Activiteiten- en participatieniveau Om het participatieniveau in het dagelijks leven in kaart te brengen, kozen wij voor het afnemen van de verkorte versie van de ‘Assessment of life habits’-vragenlijst (LIFE-H versie 3.0). Deze vragenlijst brengt bij mensen met beperkingen zowel de mate van participatie in dagelijkse activiteiten in kaart, als de sociale rolpatronen.7 Deze 2 domeinen bevatten samen 12 categorieën, onderverdeeld in 68 items. De deelnemer geeft per item de wijze van uitvoering aan en welke ondersteuning nodig is (totaalscore per item 0-9).
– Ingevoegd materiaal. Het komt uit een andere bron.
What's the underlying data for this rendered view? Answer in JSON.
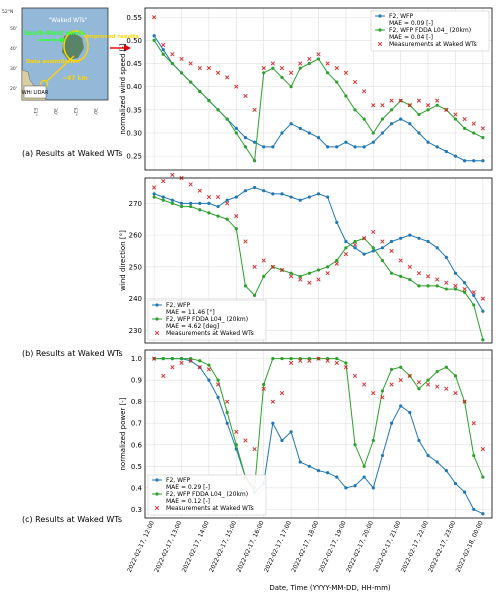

Copingstrategieën De ‘Cognitive emotion regulation questionnaire’ (CERQ) is een multidimensionele vragenlijst die is ontwikkeld om vast te kunnen stellen welke copingstrategieën iemand hanteert na het meemaken van negatieve gebeurtenissen. De CERQ meet 9 verschillende copingstrategieën.9 Voor dit onderzoek is de verkorte CERQ gebruikt, die een afgeleide is van de CERQ met 18 items in plaats van 36.10 Per item loopt de score uiteen van 1 ‘(bijna) nooit’ tot en met 5 ‘(bijna) altijd’.
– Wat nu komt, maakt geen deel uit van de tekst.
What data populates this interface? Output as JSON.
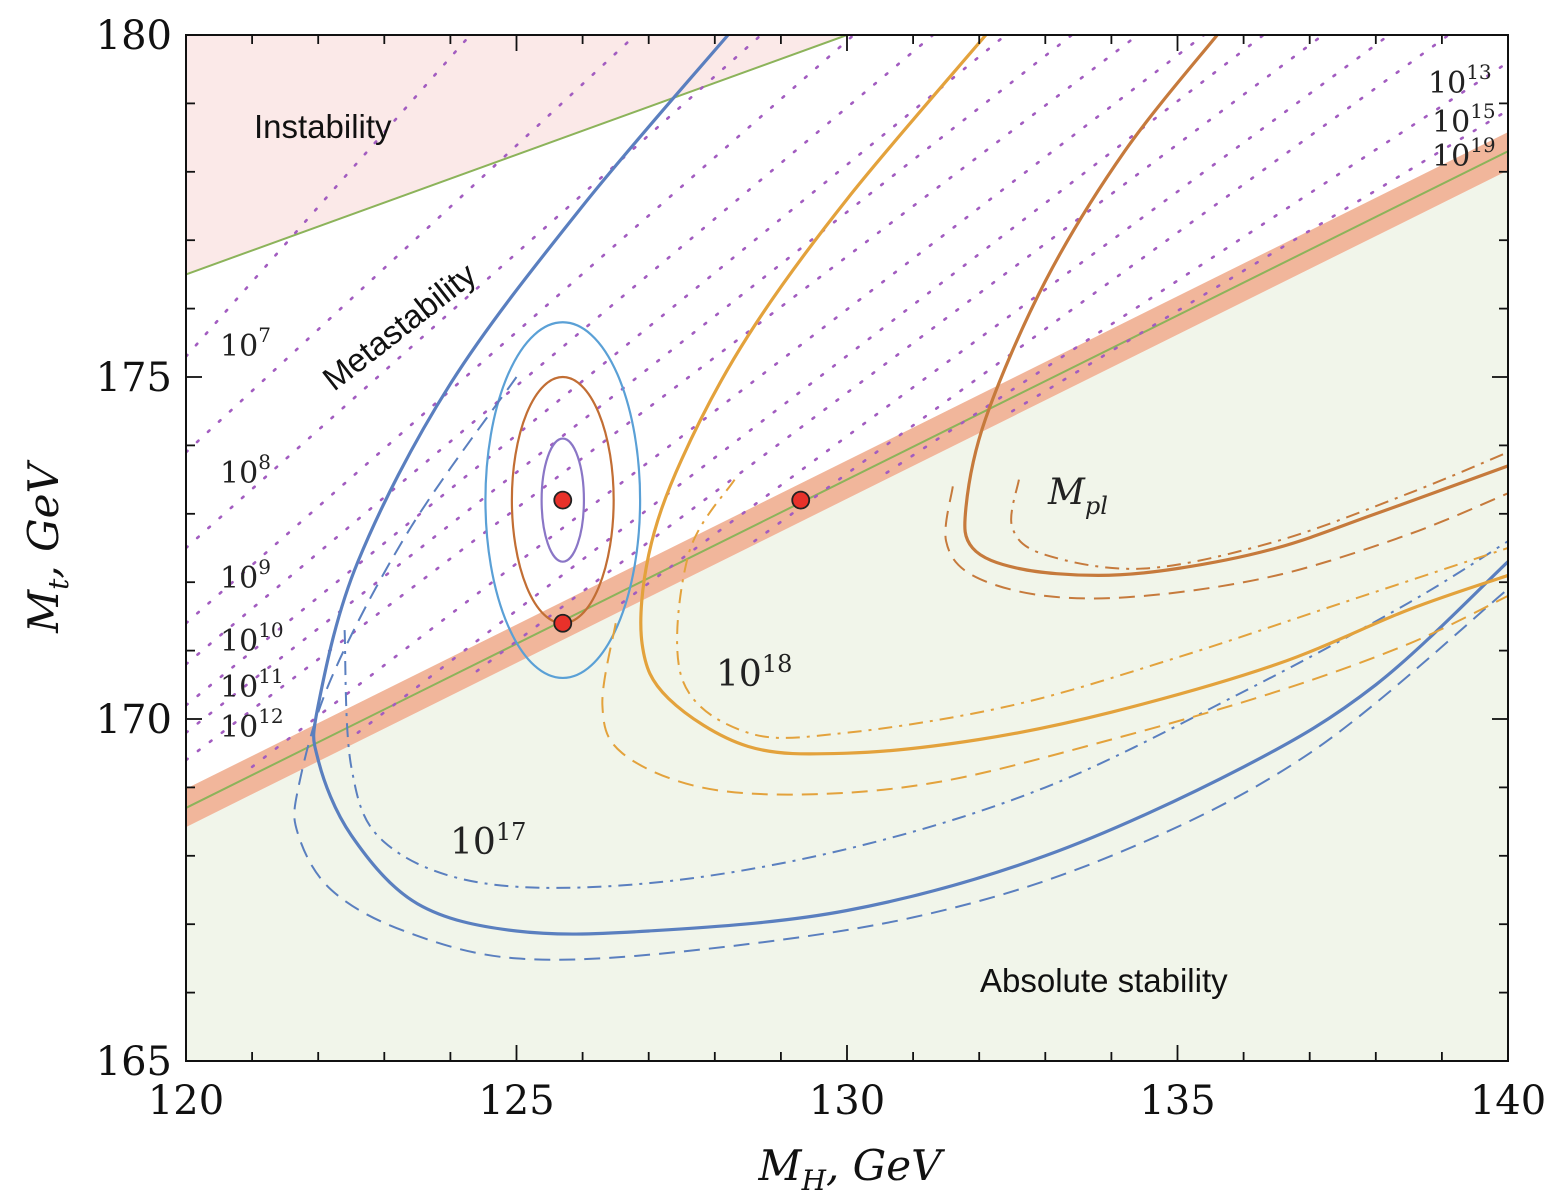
{
  "chart_data": {
    "type": "line",
    "title": "",
    "xlabel": "M_H, GeV",
    "ylabel": "M_t, GeV",
    "xlim": [
      120,
      140
    ],
    "ylim": [
      165,
      180
    ],
    "x_ticks": [
      "120",
      "125",
      "130",
      "135",
      "140"
    ],
    "y_ticks": [
      "165",
      "170",
      "175",
      "180"
    ],
    "grid": false,
    "colors": {
      "instability": "#fbe9e8",
      "stability": "#f1f5ea",
      "band": "#efa98a",
      "green": "#8cb35a",
      "purple": "#a25cc0",
      "blue": "#5a7fbf",
      "gold": "#e3a23c",
      "brown": "#c67a3c",
      "red_point": "#e8312a",
      "ellipse_outer": "#5aa0d6",
      "ellipse_middle": "#c26e34",
      "ellipse_inner": "#8a76c6"
    },
    "regions": {
      "instability": "Instability",
      "metastability": "Metastability",
      "stability": "Absolute stability"
    },
    "instability_boundary": {
      "x": [
        120,
        130
      ],
      "y": [
        176.5,
        180
      ]
    },
    "stability_band": {
      "x": [
        120,
        140
      ],
      "y": [
        168.7,
        178.3
      ],
      "half_width": 0.28
    },
    "scale_lines": [
      {
        "label": "10",
        "exp": "7",
        "x": [
          120,
          124.3
        ],
        "y": [
          175.3,
          180
        ]
      },
      {
        "label": "10",
        "exp": "8",
        "x": [
          120,
          126.8
        ],
        "y": [
          173.9,
          180
        ]
      },
      {
        "label": "10",
        "exp": "9",
        "x": [
          120,
          128.7
        ],
        "y": [
          172.5,
          180
        ]
      },
      {
        "label": "10",
        "exp": "10",
        "x": [
          120,
          130.1
        ],
        "y": [
          171.4,
          180
        ]
      },
      {
        "label": "10",
        "exp": "11",
        "x": [
          120,
          131.3
        ],
        "y": [
          170.8,
          180
        ]
      },
      {
        "label": "10",
        "exp": "12",
        "x": [
          120,
          132.4
        ],
        "y": [
          170.2,
          180
        ]
      },
      {
        "label": "",
        "exp": "",
        "x": [
          120,
          133.4
        ],
        "y": [
          169.8,
          180
        ]
      },
      {
        "label": "",
        "exp": "",
        "x": [
          120,
          134.4
        ],
        "y": [
          169.4,
          180
        ]
      },
      {
        "label": "",
        "exp": "",
        "x": [
          121,
          135.4
        ],
        "y": [
          169.3,
          180
        ]
      },
      {
        "label": "",
        "exp": "",
        "x": [
          122.6,
          136.3
        ],
        "y": [
          169.8,
          180
        ]
      },
      {
        "label": "",
        "exp": "",
        "x": [
          124.4,
          137.2
        ],
        "y": [
          170.7,
          180
        ]
      },
      {
        "label": "",
        "exp": "",
        "x": [
          126.6,
          138.2
        ],
        "y": [
          171.7,
          180
        ]
      },
      {
        "label": "",
        "exp": "",
        "x": [
          128.6,
          139.1
        ],
        "y": [
          172.6,
          180
        ]
      },
      {
        "label": "",
        "exp": "",
        "x": [
          130.6,
          140
        ],
        "y": [
          173.6,
          179.6
        ]
      },
      {
        "label": "",
        "exp": "",
        "x": [
          132.5,
          140
        ],
        "y": [
          174.5,
          178.9
        ]
      }
    ],
    "right_scale_labels": [
      {
        "label": "10",
        "exp": "13"
      },
      {
        "label": "10",
        "exp": "15"
      },
      {
        "label": "10",
        "exp": "19"
      }
    ],
    "series": [
      {
        "name": "10^17",
        "color": "blue",
        "label": "10",
        "label_exp": "17",
        "solid": {
          "x": [
            128.2,
            126.0,
            124.0,
            122.6,
            122.0,
            122.0,
            122.5,
            123.5,
            125.0,
            127.0,
            130.0,
            133.0,
            136.0,
            138.0,
            140.0
          ],
          "y": [
            180.0,
            177.5,
            174.9,
            172.3,
            170.2,
            169.4,
            168.3,
            167.3,
            166.9,
            166.9,
            167.2,
            168.0,
            169.3,
            170.5,
            172.3
          ]
        },
        "dashed": {
          "x": [
            125.0,
            123.4,
            122.2,
            121.7,
            121.7,
            122.2,
            123.3,
            125.0,
            127.5,
            131.0,
            134.0,
            137.0,
            140.0
          ],
          "y": [
            175.0,
            172.8,
            170.6,
            169.0,
            168.3,
            167.5,
            166.9,
            166.5,
            166.6,
            167.1,
            168.0,
            169.5,
            171.9
          ]
        },
        "dashdot": {
          "x": [
            122.4,
            122.5,
            123.0,
            124.5,
            127.0,
            130.0,
            133.0,
            136.0,
            138.5,
            140.0
          ],
          "y": [
            171.3,
            169.3,
            168.2,
            167.6,
            167.6,
            168.1,
            169.0,
            170.4,
            171.7,
            172.6
          ]
        }
      },
      {
        "name": "10^18",
        "color": "gold",
        "label": "10",
        "label_exp": "18",
        "solid": {
          "x": [
            132.1,
            130.0,
            128.5,
            127.5,
            127.0,
            126.9,
            127.3,
            128.5,
            130.0,
            132.0,
            134.0,
            136.5,
            138.5,
            140.0
          ],
          "y": [
            180.0,
            177.6,
            175.6,
            173.8,
            172.4,
            171.1,
            170.3,
            169.6,
            169.5,
            169.7,
            170.1,
            170.8,
            171.6,
            172.1
          ]
        },
        "dashed": {
          "x": [
            126.5,
            126.3,
            126.6,
            127.8,
            129.5,
            131.5,
            134.0,
            136.5,
            138.5,
            140.0
          ],
          "y": [
            171.4,
            170.2,
            169.5,
            169.0,
            168.9,
            169.1,
            169.7,
            170.4,
            171.1,
            171.8
          ]
        },
        "dashdot": {
          "x": [
            128.3,
            127.6,
            127.5,
            128.5,
            130.0,
            132.5,
            135.0,
            137.5,
            140.0
          ],
          "y": [
            173.5,
            172.4,
            170.6,
            169.8,
            169.8,
            170.2,
            170.9,
            171.7,
            172.5
          ]
        }
      },
      {
        "name": "M_pl",
        "color": "brown",
        "label": "M",
        "label_sub": "pl",
        "solid": {
          "x": [
            135.6,
            134.2,
            133.0,
            132.1,
            131.8,
            131.9,
            132.6,
            133.8,
            135.0,
            136.5,
            138.0,
            140.0
          ],
          "y": [
            180.0,
            178.3,
            176.4,
            174.4,
            173.1,
            172.5,
            172.2,
            172.1,
            172.2,
            172.5,
            173.0,
            173.7
          ]
        },
        "dashed": {
          "x": [
            131.6,
            131.5,
            131.9,
            133.0,
            134.5,
            136.5,
            138.5,
            140.0
          ],
          "y": [
            173.4,
            172.6,
            172.1,
            171.8,
            171.8,
            172.1,
            172.7,
            173.3
          ]
        },
        "dashdot": {
          "x": [
            132.6,
            132.5,
            133.0,
            134.5,
            136.5,
            138.5,
            140.0
          ],
          "y": [
            173.5,
            172.8,
            172.4,
            172.2,
            172.6,
            173.3,
            173.9
          ]
        }
      }
    ],
    "ellipses": [
      {
        "name": "outer",
        "color": "ellipse_outer",
        "cx": 125.7,
        "cy": 173.2,
        "rx": 1.17,
        "ry": 2.6
      },
      {
        "name": "middle",
        "color": "ellipse_middle",
        "cx": 125.7,
        "cy": 173.2,
        "rx": 0.77,
        "ry": 1.8
      },
      {
        "name": "inner",
        "color": "ellipse_inner",
        "cx": 125.7,
        "cy": 173.2,
        "rx": 0.32,
        "ry": 0.9
      }
    ],
    "points": [
      {
        "x": 125.7,
        "y": 173.2
      },
      {
        "x": 125.7,
        "y": 171.4
      },
      {
        "x": 129.3,
        "y": 173.2
      }
    ]
  }
}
Kwaliteit van leven Om gezondheidsgerelateerde kwaliteit van leven (HRQoL) te meten, is gekozen voor de EuroQol-6D(EQ-6D)-vragenlijst. De EuroQol-6D is ontwikkeld uit de EuroQol-5D (EQ-5D) met toevoeging van de dimensie ‘cognitie’.11,12 Uit de EQ-5D werd per individu een gewogen gezondheidsindex (EQ-5D-indexscore) afgeleid met een score van 0-1.13,14 De EQ-6D bestaat uit 2 delen. Het 1e deel meet 6 dimensies; mobiliteit, zelfzorg, dagelijkse activiteiten, pijn, angst of depressie en cognitie. Per dimensie zijn 3 mogelijke uitkomsten; ‘geen probleem’, ‘enig of matig probleem’ en ‘ernstig probleem’. Wegens het vereiste hoge niveau van lichamelijk functioneren van de militair, en de gevolgen die rolstoelafhankelijkheid heeft op het militair zijn, in combinatie met de beperkte keuzemogelijkheden van de EQ-6D, stelden wij bij de dimensie ‘mobiliteit’ rolstoelafhankelijkheid gelijk aan de optie ‘bedlegerigheid’ in deze vragenlijst. Het 2e deel van de EQ-6D bestaat uit een visueel-analoge schaal (VAS). Deze meet de subjectieve gezondheidstoestand. De schaal loopt uiteen van 0-100 (van ‘slechtst voorstelbare gezondheidstoestand’ tot en met ‘best voorstelbare gezondheidstoestand’).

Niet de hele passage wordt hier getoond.